Due forme di collaborazione – quella coordinata e continuativa disciplinata dal Codice di procedura civile (co.co.co.) e quella etero-organizzata introdotta dal Jobs Act (co.co.org.) – con regimi di tutela profondamente differenti tra loro e un ampio spazio di intervento per le parti sociali rispetto alla seconda forma: questo il panorama del lavoro parasubordinato che viene fuori dalla ricostruzione, ampia e approfondita, operata dalla sentenza del Tribunale di Roma del 6 maggio scorso (si veda «Il Sole 24 Ore» di ieri) e, prima di essa, dalla sentenza della Corte d’appello di Torino sul caso Foodora.
La prima forma di collaborazione – già nota da decenni al nostro ordinamento – è quella coordinata e continuativa ordinaria. Per questa fattispecie, se le parti si comportano in maniera corretta, lasciando al collaboratore autonomia nell’esecuzione della prestazione, non ci sono particolari problemi di qualificazione e gestione del rapporto.
Diversa, e più articolata, è la disciplina applicabile alla collaborazione coordinata e continuativa che presenta l’elemento della cosiddetta etero-organizzazione (co.co.org., secondo l’efficace sintesi della sentenza di Roma) introdotto dall’articolo 2, comma 1 del decreto legislativo 81/2015.
Tale elemento si concretizza nel potere del committente di determinare le modalità di esecuzione della prestazione del collaboratore, tramite la possibilità di stabilire i tempi e i luoghi di lavoro. Se la collaborazione presenta questa caratteristica, resta autonoma, ma ogni aspetto del rapporto (sicurezza sul lavoro, retribuzione, inquadramenti, orario, ferie e previdenza) viene regolato secondo le norme del lavoro subordinato.
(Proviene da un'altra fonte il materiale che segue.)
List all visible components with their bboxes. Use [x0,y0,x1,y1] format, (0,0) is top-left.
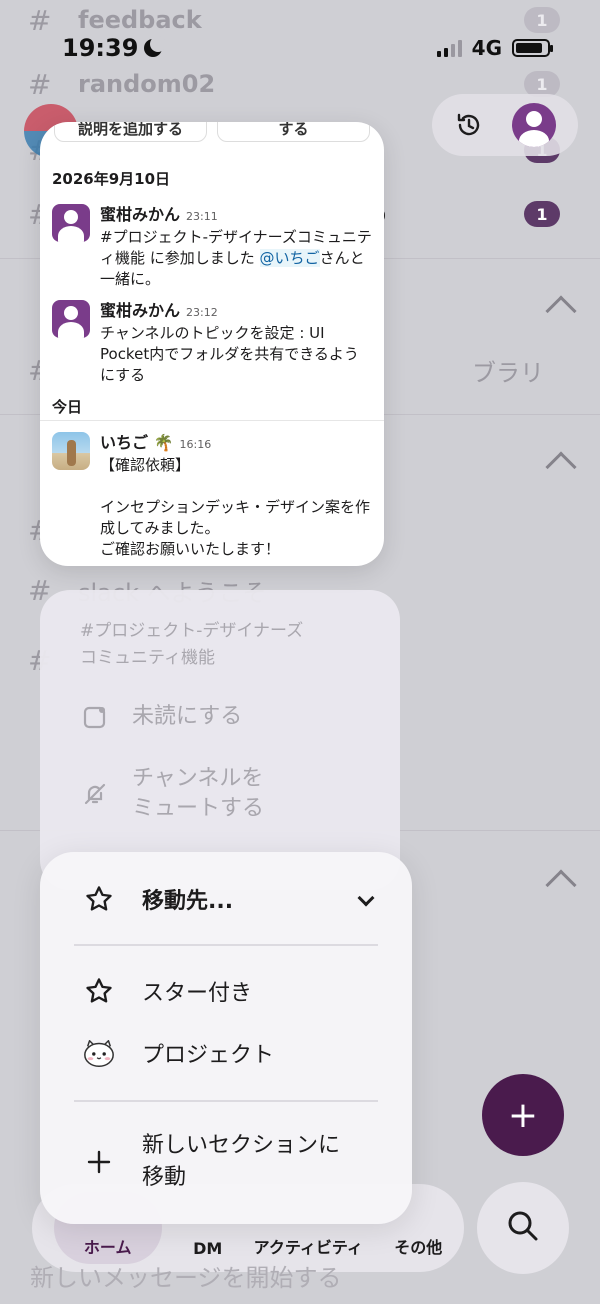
star-icon [82,974,116,1008]
starred-label: スター付き [142,981,253,1006]
menu-channel-title: #プロジェクト-デザイナーズ コミュニティ機能 [80,621,304,668]
chevron-down-icon[interactable] [357,889,375,907]
search-button[interactable] [477,1182,569,1274]
move-to-submenu: 移動先... スター付き プロジェクト 新しいセクションに 移動 [40,852,412,1224]
add-description-button[interactable]: 説明を追加する [54,122,207,142]
new-section-item[interactable]: 新しいセクションに 移動 [82,1130,340,1194]
mute-channel-item[interactable]: チャンネルを ミュートする [82,764,264,824]
message-text: #プロジェクト-デザイナーズコミュニティ機能 に参加しました @いちごさんと一緒… [100,228,372,288]
signal-icon [436,39,462,57]
move-to-item[interactable]: 移動先... [82,882,233,916]
battery-icon [512,39,553,57]
new-section-label-line2: 移動 [142,1165,187,1190]
moon-icon [144,36,167,57]
message-author: 蜜柑みかん [100,301,181,320]
section-project-item[interactable]: プロジェクト [82,1036,274,1070]
star-icon [82,882,116,916]
preview-top-buttons: 説明を追加する する [54,122,370,142]
new-message-hint: 新しいメッセージを開始する [30,1264,342,1292]
message-time: 23:11 [186,210,218,223]
message-item: 蜜柑みかん 23:12 チャンネルのトピックを設定 : UI Pocket内でフ… [52,300,372,386]
top-actions-pill [432,94,578,156]
avatar [52,300,90,338]
compose-button[interactable]: + [482,1074,564,1156]
date-header: 2026年9月10日 [52,170,171,188]
history-icon[interactable] [454,110,484,140]
message-text: チャンネルのトピックを設定 : UI Pocket内でフォルダを共有できるように… [100,324,359,384]
message-author: いちご 🌴 [100,433,174,452]
profile-avatar[interactable] [512,103,556,147]
new-section-label-line1: 新しいセクションに [142,1133,341,1158]
message-text: インセプションデッキ・デザイン案を作成してみました。 [100,498,371,537]
menu-separator [74,944,378,946]
message-item: いちご 🌴 16:16 【確認依頼】 インセプションデッキ・デザイン案を作成して… [52,432,372,560]
date-divider [40,420,384,421]
mark-unread-icon [82,704,108,730]
message-text: 【確認依頼】 [100,456,191,474]
status-time: 19:39 [62,34,139,62]
user-mention[interactable]: @いちご [259,249,320,267]
message-time: 23:12 [186,306,218,319]
character-icon [82,1036,116,1070]
message-text: ご確認お願いいたします！ [100,540,281,558]
mark-unread-item[interactable]: 未読にする [82,702,242,732]
chevron-up-icon[interactable] [545,869,577,901]
channel-context-menu: #プロジェクト-デザイナーズ コミュニティ機能 未読にする チャンネルを ミュー… [40,590,400,890]
section-starred-item[interactable]: スター付き [82,974,252,1008]
bell-off-icon [82,781,108,807]
status-bar: 19:39 4G [62,30,553,66]
avatar [52,432,90,470]
preview-action-button[interactable]: する [217,122,370,142]
date-header: 今日 [52,398,83,416]
project-label: プロジェクト [142,1043,275,1068]
network-label: 4G [471,36,502,60]
plus-icon [82,1145,116,1179]
chevron-up-icon[interactable] [545,295,577,327]
hash-icon: # [28,67,52,101]
mark-unread-label: 未読にする [132,704,243,729]
search-icon [505,1208,541,1248]
message-item: 蜜柑みかん 23:11 #プロジェクト-デザイナーズコミュニティ機能 に参加しま… [52,204,372,290]
move-to-label: 移動先... [142,889,234,914]
message-time: 16:16 [179,438,212,451]
menu-separator [74,1100,378,1102]
unread-badge: 1 [524,201,560,227]
avatar [52,204,90,242]
chevron-up-icon[interactable] [545,451,577,483]
channel-preview-card: 説明を追加する する 2026年9月10日 蜜柑みかん 23:11 #プロジェク… [40,122,384,566]
mute-label-line2: ミュートする [132,796,265,821]
mute-label-line1: チャンネルを [132,766,264,791]
message-author: 蜜柑みかん [100,205,181,224]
L’applicazione delle regole del lavoro subordinato, tuttavia, può essere evitata quando sussista – in base all’articolo 2, comma 2 del Dlgs 81/2015 - un accordo collettivo, a patto che questo presenti alcune specifiche caratteristiche. In primo luogo, l’intesa deve essere siglata da soggetti comparativamente più rappresentativi (dei collaboratori) sul piano nazionale. In secondo luogo, l’accordo deve essere finalizzato a fronteggiare «particolari esigenze produttive ed organizzative» delle parti. Inoltre, la disciplina collettiva non deve limitarsi a definire il compenso minimo ma, secondo quanto richiesto dalla legge, deve individuare oltre a quelle economiche anche tutele di tipo normativo.
Questa ricostruzione non è ancora consolidata in giurisprudenza, dove potrebbe farsi strada anche una tesi diversa (e più rigida) orientata a riqualificare integralmente il rapporto di collaborazione quando si riscontri la presenza di etero-organizzazione.
Sarebbe tuttavia auspicabile il rafforzamento dell’indirizzo tracciato dalle sentenze di Roma e Torino, in quanto il regime di tutela che ne viene fuori – pur in un quadro di eccessiva complessità delle regole – bilancia in maniera equilibrata gli interessi delle parti.
La sentenza di Roma mette anche in luce il grande potere che – sulla base del Dlgs 81/2015 - hanno le parti sociali nella definizione delle tutele nei casi dove il confine tra lavoro subordinato e autonomo è molto labile. Potere che, finora, è stato utilizzato in maniera limitata, ma che potrebbe risolvere molti casi spinosi, non ultimo quello dei riders: una disciplina collettiva equilibrata aiuterebbe a disinnescare il contenzioso sulla qualificazione del rapporto in modo più efficace rispetto agli interventi normativi annunciati più volte negli ultimi mesi.